Kurz nach dem Jahreswechsel bekam Torsten Kemme Post vom Landratsamt. Die Fahrerlaubnisbehörde teilte ihm darin mit, dass er vier Punkte in Flensburg hat und er hiermit „ermahnt“ werde. Einen Punkt könne er mit einem Nachhilfekurs – amtlich: Fahreignungsseminar – tilgen. Kostenpunkt: zirka 400 Euro. Sollte das Punktekonto nämlich weiter anwachsen, gebe es bei sechs oder sieben Punkten eine Verwarnung. Und bei acht Punkten sei der Führerschein weg.
Infoschreiben mit Gebührenbescheid
Das Kuriose: Als das Schreiben am 29. Dezember verschickt wurde, hatte Torsten Kemme nur noch einen Punkt in seinem „Sündenregister“. Zwei waren schon Ende Oktober gelöscht, der dritte am 5. November. Ergo besaß die „Ermahnung“ seiner Meinung nach keine gesetzliche Grundlage. Der Immenstaader hätte die Sache schmunzelnd auf sich beruhen lassen, wenn, ja wenn er für den Brief nicht einen Gebührenbescheid über 21,35 Euro inklusive Auslagen erhalten hätte. „Ich hätte eigentlich ein Glückwunschschreiben erwartet, natürlich kostenlos“, kommentiert er augenzwinkernd.
„Ich hätte eigentlich ein Glückwunschschreiben erwartet, natürlich kostenlos.“Torsten Kemme, Immenstaad

Also legte er Widerspruch gegen das Schreiben ein. Geht nicht, antwortete das Landratsamt. Die Ermahnung sei „eine Art Informationsschreiben“, gegen die man keine Rechtsmittel einlegen kann. Gegen die festgesetzte Gebühr allerdings schon.
Nur: Der Widerspruch sei quasi zwecklos, so die Behörde. Maßgeblich für die „Ermahnung“ sei nämlich der Tattag, an dem er den vierten Punkt kassiert hat.
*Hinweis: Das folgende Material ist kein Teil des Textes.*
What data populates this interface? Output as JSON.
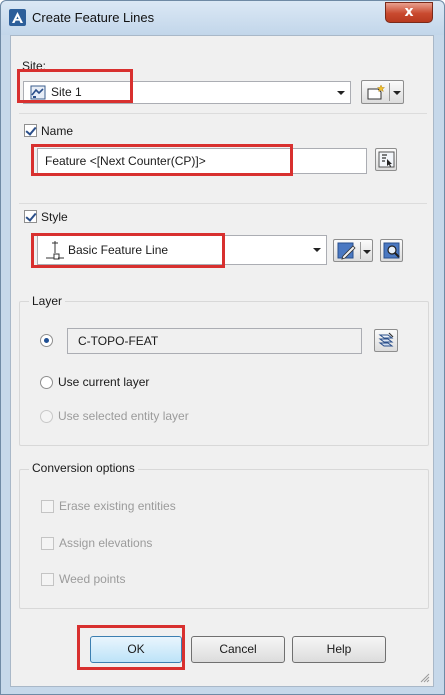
{
  "window": {
    "title": "Create Feature Lines",
    "close_glyph": "x",
    "app_icon": "autocad-a-icon",
    "accent": "#d8302f"
  },
  "site": {
    "label": "Site:",
    "value": "Site 1",
    "icon": "site-icon",
    "create_icon": "create-new-site-icon"
  },
  "name": {
    "label": "Name",
    "checked": true,
    "value": "Feature <[Next Counter(CP)]>",
    "edit_icon": "name-format-icon"
  },
  "style": {
    "label": "Style",
    "checked": true,
    "value": "Basic Feature Line",
    "icon": "feature-line-style-icon",
    "edit_icon": "edit-style-icon",
    "preview_icon": "preview-style-icon"
  },
  "layer": {
    "group_label": "Layer",
    "value": "C-TOPO-FEAT",
    "layer_icon": "layer-list-icon",
    "option_specified_selected": true,
    "option_current": "Use current layer",
    "option_selected_entity": "Use selected entity layer"
  },
  "conversion": {
    "group_label": "Conversion options",
    "erase": "Erase existing entities",
    "assign": "Assign elevations",
    "weed": "Weed points"
  },
  "buttons": {
    "ok": "OK",
    "cancel": "Cancel",
    "help": "Help"
  }
}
So steht‘s im Straßenverkehrsgesetz. Und das war am 20. August, als er mit 125 statt erlaubter 100 km/h über die Autobahn fuhr.
Regierungspräsidium braucht drei Monate für den Bescheid
Doch Torsten Kemme ließ nicht locker. Warum bekommt er erst vier Monate später und damit zu einem Zeitpunkt die „Ermahnung“, als sie nicht mehr relevant und schon gar keinen Sinn mehr hat? „Wo bleibt da die Logik?“, fragt er. Tatsächlich brauchte das Regierungspräsidium Karlsruhe, in dessen Territorium er den letzten Punkt kassierte, drei Monate, um den Fall zu bearbeiten, geht aus den Unterlagen hervor. Rechtskräftig war Punkt Nummer 4 nämlich erst am 4. Dezember – als Kemme eben nur noch einen auf dem Flensburger Konto hatte.
Landratsamt: „Keinen Ermessensspielraum“
Hätte die Führerscheinstelle auf die verspätete Ermahnung nicht einfach verzichten können? „Wir haben dabei weder einen Ermessensspielraum noch die Möglichkeit, Ausnahmen zuzulassen“, ist die klare Antwort von Kreissprecher Robert Schwarz auf unsere Anfrage. Deshalb legte ihm die Führerscheinstelle auch sehr freundlich nahe, die Gebühr zu bezahlen. Sonst sei die ranghöhere Behörde dafür zuständig – natürlich mit einer „kostenpflichtigen Entscheidung“. Die Zahlungsfrist ist verstrichen. „Ich lass‘ es darauf ankommen“, sagt Torsten Kemme, der sich fragt, ob die Behörde sich diese Arbeit nicht hätte sparen können.
Im vergangenen Jahr haben nach Angaben des Landratsamtes 611 Verkehrssünder im Bodenseekreis eine „Ermahnung„ bekommen. Das macht bei einer Gebühr (ohne Auslagen) von 17,90 Euro Einnahmen von knapp 11 000 Euro. 104 Fahrer mit sechs oder sieben Punkten wurden – ebenfalls kostenpflichtig – von der Fahrerlaubnisbehörde verwarnt. 13 Fahrern mit acht oder mehr Punkten mussten ihren Führerschein abgeben.